Embora esse erro, em particular,
possa ser associado à falta absoluta de leitura, há outros de mesma natureza,
cometidos por uma fatia letrada da população. É o caso de “afim” no lugar de “a
fim”. É extremamente comum e certamente mais tolerado do que “concerteza”,
embora em ambos haja o mesmo tipo de problema: juntar o que é separado.
ENTRANDO NA BRINCADEIRA
É difícil saber se é verdade ou
mentira que a gramática influi no jogo de sedução, mas, entrando na
brincadeira, aqui vão algumas dicas para quem fica inseguro na hora de enviar
uma mensagem de texto.
COM CERTEZA, SERÁ BOM CONHECER VOCÊ MELHOR
Diferentemente de “concerteza”, a
palavra “afim” realmente existe – e com a agravante de que também existe “a fim
de”, uma locução prepositiva. Dá-se, então, a confusão entre duas grafias
existentes na língua.
“Com certeza” escreve-se em duas
palavras, como as outras locuções iniciadas pela preposição “com”: com
elegância, com afinco, com precisão, com atenção, com indignação, com surpresa,
com charme, com convicção, com um sorriso nos lábios…

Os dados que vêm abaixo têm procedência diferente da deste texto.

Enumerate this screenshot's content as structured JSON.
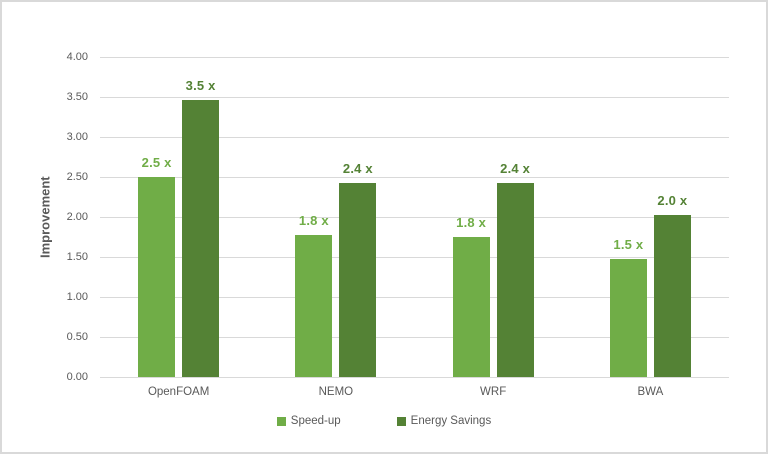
{
  "chart_data": {
    "type": "bar",
    "title": "",
    "xlabel": "",
    "ylabel": "Improvement",
    "categories": [
      "OpenFOAM",
      "NEMO",
      "WRF",
      "BWA"
    ],
    "series": [
      {
        "name": "Speed-up",
        "color": "#70AD47",
        "values": [
          2.5,
          1.77,
          1.75,
          1.47
        ],
        "labels": [
          "2.5 x",
          "1.8 x",
          "1.8 x",
          "1.5 x"
        ]
      },
      {
        "name": "Energy Savings",
        "color": "#548235",
        "values": [
          3.46,
          2.43,
          2.42,
          2.02
        ],
        "labels": [
          "3.5 x",
          "2.4 x",
          "2.4 x",
          "2.0 x"
        ]
      }
    ],
    "ylim": [
      0,
      4
    ],
    "y_ticks": [
      "0.00",
      "0.50",
      "1.00",
      "1.50",
      "2.00",
      "2.50",
      "3.00",
      "3.50",
      "4.00"
    ],
    "grid": true,
    "legend_position": "bottom"
  },
  "colors": {
    "axis_text": "#595959",
    "gridline": "#D9D9D9",
    "frame_border": "#D9D9D9",
    "background": "#FFFFFF"
  }
}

Essas locuções geralmente indicam
o modo como uma ação se desenvolveu. Dizemos, por exemplo, frases como
estas: Olhou com espanto, Recebeu com alegria a notícia,
Respondeu com elegância, Agiu com violência etc.
“Afim”, por sua vez, quer dizer
“parecido”, “semelhante” (Temos ideias afins) e, na condição de
substantivo, pode indicar parentes por afinidade (Os afins foram lembrados
no testamento). Essa palavra é muito usada, porém de maneira incorreta.
ESTÁ A FIM DE SAIR?
Certamente (com certeza), nas
mensagens que os casais trocam, em algum momento um vai perguntar se outro está
“a fim de sair, de se encontrar”. Note que, nesse caso, quando a ideia é
demonstrar a vontade ou a intenção de fazer alguma coisa, é a locução “a fim
de” que deve ser usada, a mesma que se emprega com a ideia de finalidade (Estudou
durante as férias a fim de/ para obter bons resultados no vestibular). Esse
tipo de erro pode ser facilmente evitado, não é?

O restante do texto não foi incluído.